请参见图3,图3是本申请提出的一种实体热度生成方法的另一种实施例的流程示意图。具体的:
S301:获取针对至少一个实体的实体特征数据,基于所述实体特征数据确定各所述实体分别对应的至少一个检索语句;
具体可参考本申请的其他实施例,此处不再赘述。
S302:获取实体搜索日志,在所述实体搜索日志中确定各所述检索语句对应的初始搜索热度。
具体可参考本申请的其他实施例,此处不再赘述。
S303:基于各所述检索语句对应的初始搜索热度,确定各所述实体对应的垂类意图实体的第一搜索热度以及各所述实体的第二搜索热度。
所述垂类意图实体可以理解理解为实体与(搜索)类别的组合,实际应用中,垂类意图实体可以理解为有针对性地为某一特定领域、某一特定人群或某一特定需求提供有专门的信息实体检索,简而言之,一个实体对应的垂类意图实体的搜索量,可以理解为该实体在某一垂直领域对应的搜索热度,如实体:赘婿,则垂类意图实体可以是“赘婿影视”、“赘婿小说”、“赘婿图片”等等,前述“影视”“图片”“小说”等可理解为一个垂直领域。具体实施中,垂类意图实体:可由实体词+(搜索)类别组合而成,(搜索)类别通常与用户实际搜索场景中的搜索意图强相关,在本申请中将实体在垂类领域的搜索热度纳入热度生成的参考。在一些实施方式中,垂类意图实体中的(搜索)类别可基于该实体划分题材类型确定(如影视类、图片类、小说类、新闻类);在一些实施方式中,可基于电子设备本端搜索引擎提供的垂类搜索类别确定,如影视垂类搜索、图片垂类搜索等等。在一些实施方式中,垂类搜索类别也可基于实体对应的实体词本身采用专家端干预进行自定义,专家端设置垂类搜索类别,如实体:庆余年,则专家端可自定义设置催类搜索类别为影视类别。
在一些实施方式中,实体对应的垂类意图实体的第一搜索热度可标记为垂类意图搜索热度uv-i。
“所述实体的第二搜索热度”可以理解为实体对应的单实体词构成的检索语句的搜索热度,具体实施中,实体对应实体词,通常为实体名称;则仅由实体词对应的检索语句的搜索热度即为本实施例中的第二搜索热度,在一些实施方式中可标记为单实体搜索热度uv-e。

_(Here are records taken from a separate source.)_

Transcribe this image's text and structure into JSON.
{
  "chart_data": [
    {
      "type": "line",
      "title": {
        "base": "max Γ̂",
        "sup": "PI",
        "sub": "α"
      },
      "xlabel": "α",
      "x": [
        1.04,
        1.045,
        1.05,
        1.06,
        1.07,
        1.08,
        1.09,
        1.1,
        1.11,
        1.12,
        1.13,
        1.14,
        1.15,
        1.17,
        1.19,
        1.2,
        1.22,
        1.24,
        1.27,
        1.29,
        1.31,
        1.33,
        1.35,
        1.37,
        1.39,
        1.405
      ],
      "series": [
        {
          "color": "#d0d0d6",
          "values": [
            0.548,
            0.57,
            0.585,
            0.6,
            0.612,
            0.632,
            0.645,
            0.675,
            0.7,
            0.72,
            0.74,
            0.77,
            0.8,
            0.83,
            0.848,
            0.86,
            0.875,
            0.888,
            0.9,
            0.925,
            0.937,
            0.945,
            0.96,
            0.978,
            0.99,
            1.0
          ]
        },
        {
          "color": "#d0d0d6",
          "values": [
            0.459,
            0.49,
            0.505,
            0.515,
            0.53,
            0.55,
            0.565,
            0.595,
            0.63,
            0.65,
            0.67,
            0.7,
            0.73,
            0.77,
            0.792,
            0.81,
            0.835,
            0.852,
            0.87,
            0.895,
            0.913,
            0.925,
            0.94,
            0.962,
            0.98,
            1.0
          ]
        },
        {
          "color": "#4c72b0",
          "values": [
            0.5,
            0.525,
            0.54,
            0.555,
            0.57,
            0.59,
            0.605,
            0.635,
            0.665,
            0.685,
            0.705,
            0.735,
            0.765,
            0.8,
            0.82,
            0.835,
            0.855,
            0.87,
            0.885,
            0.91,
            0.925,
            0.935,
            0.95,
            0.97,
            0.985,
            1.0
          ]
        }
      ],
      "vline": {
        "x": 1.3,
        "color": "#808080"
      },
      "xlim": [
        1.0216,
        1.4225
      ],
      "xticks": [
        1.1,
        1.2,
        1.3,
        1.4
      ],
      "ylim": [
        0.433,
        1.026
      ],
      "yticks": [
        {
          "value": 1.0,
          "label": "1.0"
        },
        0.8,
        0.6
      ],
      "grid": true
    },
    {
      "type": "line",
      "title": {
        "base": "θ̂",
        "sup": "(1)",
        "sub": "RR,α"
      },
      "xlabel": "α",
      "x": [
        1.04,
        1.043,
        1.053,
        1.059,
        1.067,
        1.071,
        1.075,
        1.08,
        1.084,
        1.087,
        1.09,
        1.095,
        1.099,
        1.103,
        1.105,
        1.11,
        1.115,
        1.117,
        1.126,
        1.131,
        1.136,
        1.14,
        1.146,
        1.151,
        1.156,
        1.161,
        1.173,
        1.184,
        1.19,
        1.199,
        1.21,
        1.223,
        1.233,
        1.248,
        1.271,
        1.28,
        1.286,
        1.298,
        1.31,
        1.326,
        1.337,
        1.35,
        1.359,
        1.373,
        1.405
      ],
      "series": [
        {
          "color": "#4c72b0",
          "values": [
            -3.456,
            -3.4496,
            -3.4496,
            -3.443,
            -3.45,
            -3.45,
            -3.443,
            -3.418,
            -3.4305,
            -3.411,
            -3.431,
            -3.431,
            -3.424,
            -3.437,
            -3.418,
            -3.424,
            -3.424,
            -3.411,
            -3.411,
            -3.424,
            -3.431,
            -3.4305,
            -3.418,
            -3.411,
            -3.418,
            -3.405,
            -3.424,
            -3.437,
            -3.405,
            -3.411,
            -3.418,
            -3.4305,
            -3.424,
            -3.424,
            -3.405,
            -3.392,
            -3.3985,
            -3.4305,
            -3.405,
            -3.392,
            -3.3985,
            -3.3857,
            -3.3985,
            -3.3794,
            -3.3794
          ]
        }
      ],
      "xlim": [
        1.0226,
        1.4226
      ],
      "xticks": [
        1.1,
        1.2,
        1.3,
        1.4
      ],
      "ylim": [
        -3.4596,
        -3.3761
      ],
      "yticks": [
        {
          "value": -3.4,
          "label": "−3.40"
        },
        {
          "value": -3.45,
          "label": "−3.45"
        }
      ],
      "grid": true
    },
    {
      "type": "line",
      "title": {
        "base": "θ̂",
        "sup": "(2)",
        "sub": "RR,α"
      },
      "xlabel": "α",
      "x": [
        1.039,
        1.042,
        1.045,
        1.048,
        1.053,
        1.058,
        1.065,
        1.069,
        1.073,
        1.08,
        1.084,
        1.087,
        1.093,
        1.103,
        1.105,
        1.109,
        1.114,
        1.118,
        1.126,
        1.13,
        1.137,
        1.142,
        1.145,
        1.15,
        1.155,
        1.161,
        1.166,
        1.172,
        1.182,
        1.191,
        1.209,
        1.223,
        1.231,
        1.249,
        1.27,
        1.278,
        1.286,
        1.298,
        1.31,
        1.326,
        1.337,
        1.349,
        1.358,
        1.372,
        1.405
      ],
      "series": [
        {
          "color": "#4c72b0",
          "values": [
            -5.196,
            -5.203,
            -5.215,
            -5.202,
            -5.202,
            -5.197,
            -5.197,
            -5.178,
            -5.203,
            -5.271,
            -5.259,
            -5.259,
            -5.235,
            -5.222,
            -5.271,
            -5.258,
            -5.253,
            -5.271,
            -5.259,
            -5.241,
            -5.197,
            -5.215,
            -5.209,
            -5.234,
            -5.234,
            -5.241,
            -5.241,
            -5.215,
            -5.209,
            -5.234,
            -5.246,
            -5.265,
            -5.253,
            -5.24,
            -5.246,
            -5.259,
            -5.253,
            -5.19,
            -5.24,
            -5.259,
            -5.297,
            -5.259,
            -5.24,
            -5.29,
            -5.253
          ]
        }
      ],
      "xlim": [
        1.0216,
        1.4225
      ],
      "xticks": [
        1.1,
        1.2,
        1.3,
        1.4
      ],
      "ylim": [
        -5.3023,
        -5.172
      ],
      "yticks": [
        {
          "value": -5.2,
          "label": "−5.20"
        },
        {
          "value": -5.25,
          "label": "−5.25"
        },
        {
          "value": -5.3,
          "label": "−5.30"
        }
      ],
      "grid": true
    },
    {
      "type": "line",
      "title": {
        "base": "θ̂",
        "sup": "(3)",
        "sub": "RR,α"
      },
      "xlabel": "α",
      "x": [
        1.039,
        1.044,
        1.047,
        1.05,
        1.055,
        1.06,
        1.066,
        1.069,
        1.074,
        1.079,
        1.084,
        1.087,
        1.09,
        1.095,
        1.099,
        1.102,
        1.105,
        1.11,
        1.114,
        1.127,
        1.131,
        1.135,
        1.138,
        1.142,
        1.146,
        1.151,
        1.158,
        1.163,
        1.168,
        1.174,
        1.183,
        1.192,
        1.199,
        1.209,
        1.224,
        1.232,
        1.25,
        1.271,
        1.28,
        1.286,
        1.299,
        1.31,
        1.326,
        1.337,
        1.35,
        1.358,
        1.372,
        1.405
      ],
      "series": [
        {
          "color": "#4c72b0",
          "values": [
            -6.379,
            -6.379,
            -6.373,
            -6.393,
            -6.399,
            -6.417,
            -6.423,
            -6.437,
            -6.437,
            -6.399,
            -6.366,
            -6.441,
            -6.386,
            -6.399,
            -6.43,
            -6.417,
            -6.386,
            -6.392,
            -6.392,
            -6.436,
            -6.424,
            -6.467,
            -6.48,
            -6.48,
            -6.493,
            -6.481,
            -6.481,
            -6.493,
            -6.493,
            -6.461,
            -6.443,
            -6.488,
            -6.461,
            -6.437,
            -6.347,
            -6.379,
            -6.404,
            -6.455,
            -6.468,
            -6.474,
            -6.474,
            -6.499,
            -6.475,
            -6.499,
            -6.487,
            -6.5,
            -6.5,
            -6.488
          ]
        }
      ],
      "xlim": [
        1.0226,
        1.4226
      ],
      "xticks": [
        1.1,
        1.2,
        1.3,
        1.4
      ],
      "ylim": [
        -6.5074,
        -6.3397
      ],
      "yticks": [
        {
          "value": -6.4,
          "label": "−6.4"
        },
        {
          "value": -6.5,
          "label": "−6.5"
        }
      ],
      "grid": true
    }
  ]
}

根据一些实施例中,电子设备在确定各所述检索语句对应的初始搜索热度之后,可将“各所述检索语句对应的初始搜索热度”的总体作为一种搜索热度反馈器,如构建一种热度query uv模型系统,搜索热度反馈器用于可基于待检索的目标语句来确定该搜索对象的热度反馈值,则电子设备可基于各所述实体对应的垂类意图实体在搜索热度反馈器中依次确定催类意图实体的搜索热度,也即第一搜索热度;电子设备可基于各所述实体对应的单实体词构成的检索语句在搜索热度反馈器中依次确定实体的搜索热度,也即第二搜索热度。
S304:基于所述实体对应的垂类意图实体的第二搜索热度对所述实体的第一搜索热度进行热度修正处理,得到修正后的针对所述实体的第三搜索热度。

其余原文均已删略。